UPDATED: May 22, 2015 1:51 p.m.
WASHINGTON — Former Redskins coach Mike Shanahan said on Friday that neither Redskins quarterback Robert Griffin III nor owner Dan Snyder ever felt comfortable with the 2012 zone-read offense that helped the team reach the playoffs.
Shanahan, joining 106.7 The Fan mid-day hosts Grant Paulsen and Danny Rouhier on Friday morning, did note that was the one instance when Snyder directly became involved with a football decision following Griffin’s knee injury in the 2012 playoff loss to Seattle.
“To be honest with you – [Snyder] really didn’t. He didn’t interfere. The only thing that he felt very strongly about was Robert not running the football in 2012, which is understandable, especially with some of the shots he was taking,” Shanahan said. “I really shared with him I thought that for us to have the type of success, that we needed Robert to run that style of offense. But we had to teach him how to slide and not take shots.”
Shanahan also weighed in on the Redskins naming Griffin the starter for 2015 early in this offseason over fellow returning quarterbacks Colt McCoy and Kirk Cousins. Griffin is entering his fourth season with Washington since being chosen No. 2 overall in the 2012 draft.

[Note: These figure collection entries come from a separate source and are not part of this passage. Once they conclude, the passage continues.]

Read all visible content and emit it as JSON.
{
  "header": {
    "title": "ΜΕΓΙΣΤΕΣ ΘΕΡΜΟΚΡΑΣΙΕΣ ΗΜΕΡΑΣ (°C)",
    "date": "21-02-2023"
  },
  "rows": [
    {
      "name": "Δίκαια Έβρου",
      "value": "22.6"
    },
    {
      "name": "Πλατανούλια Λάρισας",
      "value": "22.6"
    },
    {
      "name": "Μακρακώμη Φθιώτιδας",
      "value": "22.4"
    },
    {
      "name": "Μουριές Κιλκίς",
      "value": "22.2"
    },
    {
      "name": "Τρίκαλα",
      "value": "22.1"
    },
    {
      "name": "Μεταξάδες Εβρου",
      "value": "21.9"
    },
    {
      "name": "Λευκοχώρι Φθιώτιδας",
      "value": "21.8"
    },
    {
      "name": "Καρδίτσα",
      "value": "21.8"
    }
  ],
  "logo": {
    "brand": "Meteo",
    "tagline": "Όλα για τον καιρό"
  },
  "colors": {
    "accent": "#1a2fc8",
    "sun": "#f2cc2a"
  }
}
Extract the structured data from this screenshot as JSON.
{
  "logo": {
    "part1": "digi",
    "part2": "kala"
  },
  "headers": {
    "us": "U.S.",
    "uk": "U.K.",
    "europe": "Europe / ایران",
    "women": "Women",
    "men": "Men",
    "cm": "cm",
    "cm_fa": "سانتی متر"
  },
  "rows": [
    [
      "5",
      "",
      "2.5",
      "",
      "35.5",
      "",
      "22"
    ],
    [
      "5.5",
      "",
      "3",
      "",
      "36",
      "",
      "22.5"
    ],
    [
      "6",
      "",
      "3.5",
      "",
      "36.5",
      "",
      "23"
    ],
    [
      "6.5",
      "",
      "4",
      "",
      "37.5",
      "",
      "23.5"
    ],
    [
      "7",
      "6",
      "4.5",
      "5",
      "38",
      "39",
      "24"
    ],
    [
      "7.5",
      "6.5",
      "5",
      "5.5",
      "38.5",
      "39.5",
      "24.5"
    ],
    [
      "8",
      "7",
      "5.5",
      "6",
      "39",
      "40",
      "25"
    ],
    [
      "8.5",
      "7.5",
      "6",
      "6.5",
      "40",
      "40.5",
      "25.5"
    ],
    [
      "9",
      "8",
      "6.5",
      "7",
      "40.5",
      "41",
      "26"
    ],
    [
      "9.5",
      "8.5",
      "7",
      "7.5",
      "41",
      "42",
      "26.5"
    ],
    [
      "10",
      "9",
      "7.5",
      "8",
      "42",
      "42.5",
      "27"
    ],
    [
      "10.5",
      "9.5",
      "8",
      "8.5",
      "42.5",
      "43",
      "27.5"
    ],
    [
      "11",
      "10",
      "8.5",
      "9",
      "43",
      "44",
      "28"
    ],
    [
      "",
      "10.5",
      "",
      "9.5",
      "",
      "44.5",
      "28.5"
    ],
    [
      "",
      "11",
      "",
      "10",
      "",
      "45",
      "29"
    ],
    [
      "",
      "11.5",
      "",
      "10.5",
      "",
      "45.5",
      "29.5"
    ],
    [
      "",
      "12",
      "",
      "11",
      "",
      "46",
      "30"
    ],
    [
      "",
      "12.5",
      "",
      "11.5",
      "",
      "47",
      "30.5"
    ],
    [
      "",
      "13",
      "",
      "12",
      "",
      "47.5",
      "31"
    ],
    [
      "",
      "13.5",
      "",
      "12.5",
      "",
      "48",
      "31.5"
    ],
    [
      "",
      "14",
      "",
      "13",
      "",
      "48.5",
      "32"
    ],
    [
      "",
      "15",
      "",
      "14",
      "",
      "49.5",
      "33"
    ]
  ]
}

“At least in my opinion, nobody is the unquestioned starter regardless of what position you play,” Shanahan said. “You’ve got to go out there and prove every year that you’re the best guy at what you do. Your teammates know very quickly. You as a head coach, if you start somebody regardless of what position it is, and the players understand maybe you’re not playing the best player, you lose that football team very quickly.”
Shanahan expressed little surprise that Redskins general manager Scot McCloughan said he’d received little trade interest for Cousins this offseason. But that doesn’t change his opinion of the quarterback, Shanahan said – especially if he lands in a situation where a team puts a bigger emphasis on the running game.
“I think Kirk Cousins will be a big-time player for a lot of years in the National Football League,” Shanahan said.
He later added: “I’ve seen first hand what he can do and once he gets a team with a little balance he’ll have a very successful NFL career.”
Shanahan again lamented the $36 million in salary-cap penalties levied against the Redskins by the NFL in 2012 that prevented the team’s front office from making necessary upgrades to improve the roster.
He acknowledged Washington thought about keeping the No. 6 pick in the 2012 draft and taking current Miami Dolphins quarterback Ryan Tannehill, but said Griffin’s unique talent gave the team’s offense a chance to do things no team in NFL history had done before. Even though Griffin had never run a pro-style offense in college at Baylor, that talent alone made him worth the risk to trade up from No. 6 to No. 2 to draft him.
“Robert’s got a lot of ability. He’s a charismatic guy, he’s got mobility, he’s got arm strength. He’s a very bright guy,” Shanahan said. “But he hasn’t done things that the NFL asks you to do and it does take some growing pains to go through that.”
That didn’t happen under Shanahan, of course. Griffin’s knee injury on Jan. 6, 2013 was a turning point in his relationship with Shanahan and his son, Kyle, the offensive coordinator. The Redskins fired Shanahan after a 3-13 season in 2013. He’s quickly adjusted to watching the NFL from an outsider’s perspective on Sundays in the fall – though he still watches game film and keeps up with the latest league trends.
“It’s kind of fun. I can second guess everybody,” Shanahan joked. “The coaches, the coordinators. It’s not bad. I kind of like being a fan.”
Shanahan laughed when asked by Paulsen who he’d rather play golf with: Former Redskins quarterback Donovan McNabb or defensive tackle Albert Haynesworth. He famously didn’t get along with those players during their short time in Washington.
“You know, they’re not on my Christmas list, either,” Shanahan cracked. “Oh, god. I think I’m passing [on golf] that day.”
As for his future, Shanahan would not rule out a return to coaching. But if an offer isn’t in the cards, he’d still like to share his years of experience in the NFL with a team in some capacity, even if just as a consultant.
“It’s got to be right. You, the owner, the GM and your quarterback all have to be on the same page,” Shanahan said. “In my opinion, if you have that you’ve got a chance to do something special, you’ve got a chance to win a Super Bowl.”
“And that’s what it’s about. As you get older in the league the only thing you really care about is coming back with that Lombardi Trophy. Just working for three or four years doesn’t do it for you any more – even getting to the playoffs. You want a chance to win the big prize. If I feel like that opportunity is out there in some capacity then I’ll go in that direction.”